The roots of our ROTC program here are revered. Below is a quick recount of our history and traditions as an officer producing program.
The Army ROTC program was established at Bowling Green State University in the fall of 1948. Colonel William C. Lucas, the first Professor of Military Science and Tactics, enrolled 245 men in the Artillery Reserve Officers Training Corps. The Advanced Course consisted of approximately fifty juniors who were veterans of WWII.

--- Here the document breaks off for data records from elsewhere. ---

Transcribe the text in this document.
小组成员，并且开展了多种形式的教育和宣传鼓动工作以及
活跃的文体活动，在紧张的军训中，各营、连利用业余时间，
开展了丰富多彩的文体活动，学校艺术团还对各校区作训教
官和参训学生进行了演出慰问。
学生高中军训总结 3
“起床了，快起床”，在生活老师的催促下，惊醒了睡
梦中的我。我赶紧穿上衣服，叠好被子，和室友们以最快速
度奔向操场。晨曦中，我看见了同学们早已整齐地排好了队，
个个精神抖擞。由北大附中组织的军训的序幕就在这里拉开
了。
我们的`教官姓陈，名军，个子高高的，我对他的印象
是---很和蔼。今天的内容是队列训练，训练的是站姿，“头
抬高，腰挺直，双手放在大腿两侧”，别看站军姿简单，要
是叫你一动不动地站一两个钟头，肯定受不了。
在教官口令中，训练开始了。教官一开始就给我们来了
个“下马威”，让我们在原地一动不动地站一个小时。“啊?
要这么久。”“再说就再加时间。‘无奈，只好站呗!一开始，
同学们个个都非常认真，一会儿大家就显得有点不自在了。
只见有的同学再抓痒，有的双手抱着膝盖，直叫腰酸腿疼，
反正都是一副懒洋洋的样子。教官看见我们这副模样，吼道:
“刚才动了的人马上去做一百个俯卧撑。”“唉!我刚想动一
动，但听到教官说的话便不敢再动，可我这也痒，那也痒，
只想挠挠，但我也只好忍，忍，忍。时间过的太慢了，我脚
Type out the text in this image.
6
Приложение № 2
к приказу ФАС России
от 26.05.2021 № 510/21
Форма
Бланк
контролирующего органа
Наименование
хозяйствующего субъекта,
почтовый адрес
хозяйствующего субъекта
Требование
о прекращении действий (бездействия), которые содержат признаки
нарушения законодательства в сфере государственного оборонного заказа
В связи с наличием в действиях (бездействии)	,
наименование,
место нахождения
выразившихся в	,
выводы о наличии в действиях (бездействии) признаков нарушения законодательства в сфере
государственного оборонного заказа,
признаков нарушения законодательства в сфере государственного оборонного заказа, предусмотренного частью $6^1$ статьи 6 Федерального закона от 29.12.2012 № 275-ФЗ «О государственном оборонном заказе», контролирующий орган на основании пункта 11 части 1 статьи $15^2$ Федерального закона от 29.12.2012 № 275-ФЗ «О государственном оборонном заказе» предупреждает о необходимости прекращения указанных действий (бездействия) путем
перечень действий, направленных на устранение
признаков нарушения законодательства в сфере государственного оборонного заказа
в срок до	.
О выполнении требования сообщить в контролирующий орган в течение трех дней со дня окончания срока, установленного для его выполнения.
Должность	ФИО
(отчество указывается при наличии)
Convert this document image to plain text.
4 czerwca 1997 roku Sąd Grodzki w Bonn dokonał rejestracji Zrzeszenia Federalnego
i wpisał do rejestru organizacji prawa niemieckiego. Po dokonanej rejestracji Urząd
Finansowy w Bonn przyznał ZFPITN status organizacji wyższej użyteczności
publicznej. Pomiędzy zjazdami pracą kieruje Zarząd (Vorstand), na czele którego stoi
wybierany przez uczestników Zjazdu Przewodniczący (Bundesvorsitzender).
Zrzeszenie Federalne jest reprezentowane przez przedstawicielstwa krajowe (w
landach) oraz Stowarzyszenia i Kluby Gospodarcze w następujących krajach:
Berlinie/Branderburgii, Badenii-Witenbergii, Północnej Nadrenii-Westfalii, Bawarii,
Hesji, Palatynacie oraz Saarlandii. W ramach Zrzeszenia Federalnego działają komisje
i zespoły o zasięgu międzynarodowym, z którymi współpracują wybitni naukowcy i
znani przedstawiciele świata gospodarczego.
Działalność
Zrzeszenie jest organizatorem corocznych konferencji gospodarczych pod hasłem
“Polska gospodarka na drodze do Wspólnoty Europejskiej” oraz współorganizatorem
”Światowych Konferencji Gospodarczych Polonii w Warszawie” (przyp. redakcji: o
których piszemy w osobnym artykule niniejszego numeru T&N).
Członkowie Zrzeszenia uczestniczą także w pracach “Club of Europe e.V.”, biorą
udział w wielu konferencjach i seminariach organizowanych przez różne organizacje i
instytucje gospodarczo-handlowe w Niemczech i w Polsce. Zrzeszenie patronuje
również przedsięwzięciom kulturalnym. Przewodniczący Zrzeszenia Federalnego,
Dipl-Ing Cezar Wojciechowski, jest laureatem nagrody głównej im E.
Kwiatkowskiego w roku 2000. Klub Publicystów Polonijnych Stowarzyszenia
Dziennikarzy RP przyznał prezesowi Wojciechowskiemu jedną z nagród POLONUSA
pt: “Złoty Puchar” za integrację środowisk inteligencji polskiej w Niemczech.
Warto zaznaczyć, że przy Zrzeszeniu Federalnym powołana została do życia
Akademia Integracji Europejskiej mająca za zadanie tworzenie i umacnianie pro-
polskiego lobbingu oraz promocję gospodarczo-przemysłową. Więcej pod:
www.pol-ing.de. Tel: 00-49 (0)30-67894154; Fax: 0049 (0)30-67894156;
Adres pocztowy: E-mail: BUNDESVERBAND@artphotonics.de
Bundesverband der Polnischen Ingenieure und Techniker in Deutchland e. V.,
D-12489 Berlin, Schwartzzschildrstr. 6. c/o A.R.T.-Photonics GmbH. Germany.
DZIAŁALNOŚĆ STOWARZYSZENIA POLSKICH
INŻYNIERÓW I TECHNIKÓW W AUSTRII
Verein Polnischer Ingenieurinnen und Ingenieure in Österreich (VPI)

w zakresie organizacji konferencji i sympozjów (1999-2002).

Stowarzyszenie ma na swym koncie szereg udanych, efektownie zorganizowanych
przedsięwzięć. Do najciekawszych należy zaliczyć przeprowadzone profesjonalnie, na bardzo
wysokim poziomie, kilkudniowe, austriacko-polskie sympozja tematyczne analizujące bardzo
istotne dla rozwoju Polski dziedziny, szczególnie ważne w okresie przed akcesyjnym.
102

The first class was commissioned in 1950 and produced five Regular Army Officers. Niles J. Fulwyler was selected as the cadet Battalion Commander in 1952. That year was also the first time commissionees completed the entire four-year program. Fulwyler and two cadets received regular Army commissions while thirty-three men received reserve commissions on May 30, 1952. At that time the ROTC band and cadet battalion marched in parades, sponsored military balls featuring well-known bands, and visited historical sites.
Artillery tactics and leadership methods were included in the program, in addition to drill practice during common hours. Originally, the ROTC program was designed to produce Artillery Officers. In 1955-56, the unit was designated General Military Science and has since produced officers for all branches of the Army.
Bowling Green State University offers the modified General Military Science program as an elective. It is a part of the light fighter Brigade which includes Ohio and Indiana. The cadet Battalion is affiliated with the 148th Infantry Regiment whose motto is "We'll Do It". The motto of the Fighting Falcon Battalion is "Committed to Developing Leadership Excellence".
General officer Falcon alums include General John N. Abrams, MG (R) Niles J. Fulwyler, MG (R) William E. Sweet, MG (R) Thomas B. Arwood, MG Douglas M. Gabram, BG Matthew C. Matia, and BG (R) Mark E. Scheid.